Minor-Embedding and Optimization

The concept of minor-embedding in graph theory allows problems mapped on a graph $G$ to be implemented on a quantum hardware graph $U$ by capturing $G$ as a minor of $U$. This paper extends previous research by providing insights into the design of hardware graphs optimal for such embeddings, considering physical constraints like qubit degree-bounding and edge length limits inherent in superconducting architectures like those employed by D-Wave Systems.

Triangular Layout and \textit{TRIAD} Construction

A significant contribution of the paper is the construction of a triangular minor-universal layout, known as the \textit{TRIAD}, optimized for embedding complete graphs $K_n$. Through this construction, each vertex in $K_n$ is represented by a chain of virtual vertices, offering a solution to embed complete graphs while adhering to degree constraints. The scalability of this layout ensures efficient representation with minimal qubits and couplers, surpassing the demands of generic embedding of sparse graphs.

Implications and Future Considerations

By proposing a hardware graph design that is both sparse and possesses a large treewidth, the paper suggests avenues for a more efficient realization of adiabatic quantum algorithms. The notion of minor-universal graphs offers a richly connected yet sparse framework that could potentially enable efficient minor-embeddings of a broad class of challenging computational problems. The research identifies significant gaps in existing expander constructions, stressing the requirement for geometric expanders that satisfy necessary hardware constraints.

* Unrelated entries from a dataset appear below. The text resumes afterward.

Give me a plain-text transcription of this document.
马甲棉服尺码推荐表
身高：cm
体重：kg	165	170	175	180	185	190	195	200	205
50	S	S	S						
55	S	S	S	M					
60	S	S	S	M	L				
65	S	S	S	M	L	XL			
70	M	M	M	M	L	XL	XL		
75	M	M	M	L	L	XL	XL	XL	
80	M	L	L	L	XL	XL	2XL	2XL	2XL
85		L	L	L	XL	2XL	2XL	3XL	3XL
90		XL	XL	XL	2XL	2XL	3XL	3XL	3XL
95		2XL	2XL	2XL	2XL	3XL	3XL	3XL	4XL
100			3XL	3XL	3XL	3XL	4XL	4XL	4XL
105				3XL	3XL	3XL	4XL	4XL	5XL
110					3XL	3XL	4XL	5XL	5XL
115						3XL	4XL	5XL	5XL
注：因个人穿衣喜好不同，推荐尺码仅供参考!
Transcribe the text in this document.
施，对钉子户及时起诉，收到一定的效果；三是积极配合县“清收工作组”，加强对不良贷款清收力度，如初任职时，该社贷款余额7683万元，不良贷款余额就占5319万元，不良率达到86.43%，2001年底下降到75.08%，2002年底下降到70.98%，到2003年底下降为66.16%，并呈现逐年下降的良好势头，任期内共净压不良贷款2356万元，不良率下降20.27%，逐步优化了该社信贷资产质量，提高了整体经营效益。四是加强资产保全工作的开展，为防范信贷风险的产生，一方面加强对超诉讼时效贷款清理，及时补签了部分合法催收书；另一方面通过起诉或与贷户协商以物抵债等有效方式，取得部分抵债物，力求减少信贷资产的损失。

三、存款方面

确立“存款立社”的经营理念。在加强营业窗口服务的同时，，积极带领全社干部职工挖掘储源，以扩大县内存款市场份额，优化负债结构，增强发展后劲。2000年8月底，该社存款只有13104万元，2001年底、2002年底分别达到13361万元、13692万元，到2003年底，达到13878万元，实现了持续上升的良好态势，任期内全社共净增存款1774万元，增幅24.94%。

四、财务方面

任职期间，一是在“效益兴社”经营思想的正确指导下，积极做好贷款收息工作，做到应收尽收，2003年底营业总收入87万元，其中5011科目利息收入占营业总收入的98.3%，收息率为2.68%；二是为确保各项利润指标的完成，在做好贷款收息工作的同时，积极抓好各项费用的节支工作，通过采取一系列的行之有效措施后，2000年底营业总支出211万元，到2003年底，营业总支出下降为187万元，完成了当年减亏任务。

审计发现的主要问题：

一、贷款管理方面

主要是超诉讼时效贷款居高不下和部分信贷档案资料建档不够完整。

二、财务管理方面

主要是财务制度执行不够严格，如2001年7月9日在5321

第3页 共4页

The implications are clear: advances in quantum processor layouts can drastically enhance the performance of quantum optimization techniques. Future developments might focus on refining graph decompositions and achieving geometric expanders tailored for specific problem classes, enhancing the scalability and efficiency of quantum computations further.

Choi's paper thus plays a critical role in the ongoing efforts to adapt hardware architectures, paving the way for broader applicability of AQC in tackling classically intractable problems more effectively. As this field evolves, the ideas presented here might serve as a foundation upon which future quantum computational frameworks are constructed.